Po piątkowej rywalizacji singlistów Argentyna była w komfortowej sytuacji. Goście prowadzili 2-0, więc w sobotę mogli oszczędzać swoich najmocniejszych tenisistów na niedzielne pojedynki. W deblu zagrali Carlos Berlocq i Renzo Olivo, zawodnicy solidni ale wiadomo było, że Kubot i Matkowski są zdecydowanymi faworytami sobotniego starcia.
Polacy nie zawiedli. Pewnie bronili swojego podania, a kiedy tylko nadarzała się okazja, przełamywali serwis rywali, zachwycając trójmiejską publiczność efektownymi smeczami i akcjami przy siatce. Wygrali 6:3, 6:4, 6:4. Kubot i Matkowski w tym sezonie grają razem rówież w cyklu ATP. Zgrywają się powoli, szykując formę na igrzyska w Rio. I kto wie, czy po cichu nie wyrastają na jedną z polskich medalowych szans. Od kiedy grają razem w Pucharze Davisa, nie przegrali jeszcze ani jednego seta (z Litwą, Ukrainą, Słowacją i teraz z Argentyną).

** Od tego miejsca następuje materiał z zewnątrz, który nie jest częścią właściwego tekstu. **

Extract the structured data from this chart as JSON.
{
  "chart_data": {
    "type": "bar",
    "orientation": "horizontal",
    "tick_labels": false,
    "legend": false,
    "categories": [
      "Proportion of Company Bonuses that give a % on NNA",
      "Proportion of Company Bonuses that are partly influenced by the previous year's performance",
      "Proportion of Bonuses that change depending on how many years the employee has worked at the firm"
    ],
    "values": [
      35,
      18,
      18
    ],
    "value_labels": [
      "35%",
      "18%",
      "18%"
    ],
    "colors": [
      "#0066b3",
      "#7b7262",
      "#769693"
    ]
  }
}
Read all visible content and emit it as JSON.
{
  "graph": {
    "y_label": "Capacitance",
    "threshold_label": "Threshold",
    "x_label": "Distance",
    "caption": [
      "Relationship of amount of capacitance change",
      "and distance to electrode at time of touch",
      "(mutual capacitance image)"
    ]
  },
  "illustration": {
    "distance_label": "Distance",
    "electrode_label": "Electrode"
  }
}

- Wiem, że wszyscy liczyli na nas i cieszę się, że wykonaliśmy zadanie. Presja była, bo każdy przed meczem naszego debla już dopisuje Polsce punkt. Ważne, że utrzymaliśmy koncentrację przez cały mecz. Wciąż jesteśmy w grze i zobaczymy co się jutro wydarzy - powiedział Matkowski.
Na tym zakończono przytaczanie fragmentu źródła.